Since its invention in the mid 1950’s, the popularity of faux fur has steadily risen. High-end fashion lines get the credit for being ‘more ethical’ by doing away with killing animals. Consumers like the assurance that no fluffy mink or leopard was harmed in the production of their coat. And manufacturers enjoy the relatively cheap production costs incurred when they choose to use the minuscule fragments of plastic that form the basis of faux fur.

Yet, these fibres are derived from coal, petroleum, air and water. And, like all products that are manufactured en-masse, the fumes expelled during their formation leave our atmosphere worse-off.

Then there’s the topic of sustainability. Unlike real fur, when a faux coat sheds, the fragments it releases into the environment don’t decompose.

Ever.

Instead, these easily airborne particles are inhaled and consumed by us, our ocean and all the little minks that have been saved. And no, we don’t know how to extract them once they’re out there.

That’s not to mention the tonne of textile waste that, much like the morsels of jacket that escape, fail to decompose or be recycled, thus winding up in landfill.

So, by opting not to hunt animals for small percentages of their body, we actively compromise our environment and consequently ourselves (let’s face it, with no earth it doesn’t matter what your coat is made from).

That’s not to say though, that the humble farmer in the modern world is not without fault.


‘Til death do us part: Real fur isn’t that “ethical” either


Unlike in the days of old when exotic furs were supplied by trappers, most fur in the 21st century is farmed.

And, as we all know, one of the main reasons for deforestation – aside from carving out the suburbs where humans live and work – is to meet the needs of industry and farms.

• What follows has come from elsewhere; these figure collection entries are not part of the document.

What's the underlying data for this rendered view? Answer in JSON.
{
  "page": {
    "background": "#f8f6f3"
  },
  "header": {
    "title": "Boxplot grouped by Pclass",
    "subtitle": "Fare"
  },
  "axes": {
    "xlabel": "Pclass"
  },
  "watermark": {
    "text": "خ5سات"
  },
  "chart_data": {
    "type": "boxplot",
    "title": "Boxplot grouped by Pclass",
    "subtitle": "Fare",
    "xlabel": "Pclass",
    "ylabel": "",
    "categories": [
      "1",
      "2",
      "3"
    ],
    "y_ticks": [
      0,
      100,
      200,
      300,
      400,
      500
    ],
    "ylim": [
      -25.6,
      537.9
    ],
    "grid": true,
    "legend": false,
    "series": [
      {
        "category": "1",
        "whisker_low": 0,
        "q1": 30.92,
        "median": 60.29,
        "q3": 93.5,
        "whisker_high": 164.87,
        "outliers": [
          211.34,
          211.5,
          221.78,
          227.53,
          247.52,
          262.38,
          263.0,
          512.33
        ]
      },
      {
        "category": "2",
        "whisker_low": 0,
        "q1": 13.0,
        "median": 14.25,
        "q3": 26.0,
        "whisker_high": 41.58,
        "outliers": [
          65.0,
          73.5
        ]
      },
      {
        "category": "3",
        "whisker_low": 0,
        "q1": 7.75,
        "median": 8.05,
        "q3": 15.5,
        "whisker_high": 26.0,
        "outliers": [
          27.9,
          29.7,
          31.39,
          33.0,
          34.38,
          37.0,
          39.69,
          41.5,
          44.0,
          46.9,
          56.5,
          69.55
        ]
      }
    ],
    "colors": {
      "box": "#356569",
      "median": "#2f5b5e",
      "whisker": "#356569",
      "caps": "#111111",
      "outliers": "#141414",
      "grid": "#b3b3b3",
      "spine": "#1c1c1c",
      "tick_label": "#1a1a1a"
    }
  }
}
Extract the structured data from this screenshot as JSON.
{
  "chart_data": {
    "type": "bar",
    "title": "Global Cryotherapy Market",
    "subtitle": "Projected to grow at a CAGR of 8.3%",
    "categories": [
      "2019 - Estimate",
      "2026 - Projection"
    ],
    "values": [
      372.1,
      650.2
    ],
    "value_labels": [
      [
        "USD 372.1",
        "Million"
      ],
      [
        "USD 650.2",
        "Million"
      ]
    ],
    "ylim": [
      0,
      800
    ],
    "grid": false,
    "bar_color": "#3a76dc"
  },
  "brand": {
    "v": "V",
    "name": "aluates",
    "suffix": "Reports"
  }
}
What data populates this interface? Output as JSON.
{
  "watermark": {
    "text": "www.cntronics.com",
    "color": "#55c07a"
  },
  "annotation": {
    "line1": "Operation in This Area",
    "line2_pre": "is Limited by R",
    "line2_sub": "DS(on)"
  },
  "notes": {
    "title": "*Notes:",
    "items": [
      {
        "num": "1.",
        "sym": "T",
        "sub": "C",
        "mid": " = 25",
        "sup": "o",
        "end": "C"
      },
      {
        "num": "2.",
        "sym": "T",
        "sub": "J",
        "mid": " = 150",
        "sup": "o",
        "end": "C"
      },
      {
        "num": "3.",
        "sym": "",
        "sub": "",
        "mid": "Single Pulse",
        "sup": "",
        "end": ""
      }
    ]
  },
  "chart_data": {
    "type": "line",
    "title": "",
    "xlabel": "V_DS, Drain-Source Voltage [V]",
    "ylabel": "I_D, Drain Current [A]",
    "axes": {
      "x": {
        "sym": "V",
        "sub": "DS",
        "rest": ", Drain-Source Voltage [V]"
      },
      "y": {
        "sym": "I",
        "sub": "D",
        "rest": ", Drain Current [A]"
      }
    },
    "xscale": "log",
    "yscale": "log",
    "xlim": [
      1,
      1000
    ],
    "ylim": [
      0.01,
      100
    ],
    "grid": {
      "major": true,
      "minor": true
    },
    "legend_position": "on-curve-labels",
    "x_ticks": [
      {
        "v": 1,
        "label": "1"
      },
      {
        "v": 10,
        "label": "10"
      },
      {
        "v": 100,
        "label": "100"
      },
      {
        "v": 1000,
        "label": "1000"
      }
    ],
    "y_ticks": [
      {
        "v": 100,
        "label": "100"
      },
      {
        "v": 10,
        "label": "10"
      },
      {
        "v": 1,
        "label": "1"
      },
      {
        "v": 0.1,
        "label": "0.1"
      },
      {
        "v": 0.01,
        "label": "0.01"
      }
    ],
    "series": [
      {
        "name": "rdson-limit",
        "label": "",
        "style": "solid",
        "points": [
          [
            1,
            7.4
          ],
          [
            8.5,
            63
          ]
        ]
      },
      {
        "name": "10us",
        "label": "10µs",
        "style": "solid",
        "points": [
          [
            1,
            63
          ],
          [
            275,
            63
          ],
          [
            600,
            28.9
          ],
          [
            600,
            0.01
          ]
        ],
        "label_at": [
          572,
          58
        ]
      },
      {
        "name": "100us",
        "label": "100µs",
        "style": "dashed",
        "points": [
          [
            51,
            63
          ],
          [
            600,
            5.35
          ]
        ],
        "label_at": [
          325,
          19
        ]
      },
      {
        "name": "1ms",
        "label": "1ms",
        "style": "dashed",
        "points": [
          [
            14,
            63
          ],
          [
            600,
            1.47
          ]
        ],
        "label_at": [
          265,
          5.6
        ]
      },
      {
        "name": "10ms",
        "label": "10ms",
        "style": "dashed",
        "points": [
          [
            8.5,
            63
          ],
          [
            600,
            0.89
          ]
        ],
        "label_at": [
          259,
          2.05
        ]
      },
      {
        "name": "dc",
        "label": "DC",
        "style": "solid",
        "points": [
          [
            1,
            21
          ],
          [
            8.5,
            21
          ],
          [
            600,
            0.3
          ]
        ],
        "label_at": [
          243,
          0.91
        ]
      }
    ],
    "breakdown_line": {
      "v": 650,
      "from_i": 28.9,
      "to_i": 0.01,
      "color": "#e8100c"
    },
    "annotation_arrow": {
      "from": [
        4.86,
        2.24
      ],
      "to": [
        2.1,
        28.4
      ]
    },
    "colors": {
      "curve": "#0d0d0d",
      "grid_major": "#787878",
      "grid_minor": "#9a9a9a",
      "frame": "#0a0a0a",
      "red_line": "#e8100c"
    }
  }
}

Fur-farming is most prominent in the United States and Europe, though China is becoming an increasingly large player in the market. Current international laws only loosely govern the production of fur – essentially, each country is permitted to produce however they see fit.

While Switzerland, Sweden and New Zealand have incredibly strict guidelines and heavy penalties for misconduct, China has virtually no regulations in place to animals’ rights. This lack of guidelines extends through all stages of production – from the farm, to the slaughterhouse, to the factory. And, while her grip on the market increases, this lack of consideration for ethics is something our trade agreements don’t take into consideration, let alone challenge.

What should I wear?

Both the faux fur and the actual fur industries are pushing species towards extinction. And both are far from being ‘certified organic’.

At the end of the day, ethics become an individual decision made coat-by-coat. Ask yourself: which standards am I not prepared to waiver? What do you think is the most good and right?

The treatment of animals’ alone is a slightly frail argument – especially when a whale sucking up fragments of plastic at the other end of the production chain is not exactly ‘humane’.

We need to consider the entire line of production and, as consumers, demand to know more. Know the source, the farm, how companies dispose of their waste, where the clothing is made, and who makes the clothing. High-end labels don’t necessarily pay their seamstresses more, and while the person who made my coat is bound by a poverty cycle, whether or not the minx was entitled to a field and two grain-fed meals a day is hardly all that matters.

Though plastic freed us from the constraints of our own demand, the real, deeper problem still remains: Our insatiable appetite.

The shitty truth is, while we want the most from the least, nothing is ever going to be ethical. Something or someone will pay for the cost of production. The earth, the animal, the seamstress in a Bangladeshi factory working for below minimum wage. And while it’s not us, the buyer, we are happy to turn a cataract- concealed, glaucoma-encompassed blind eye.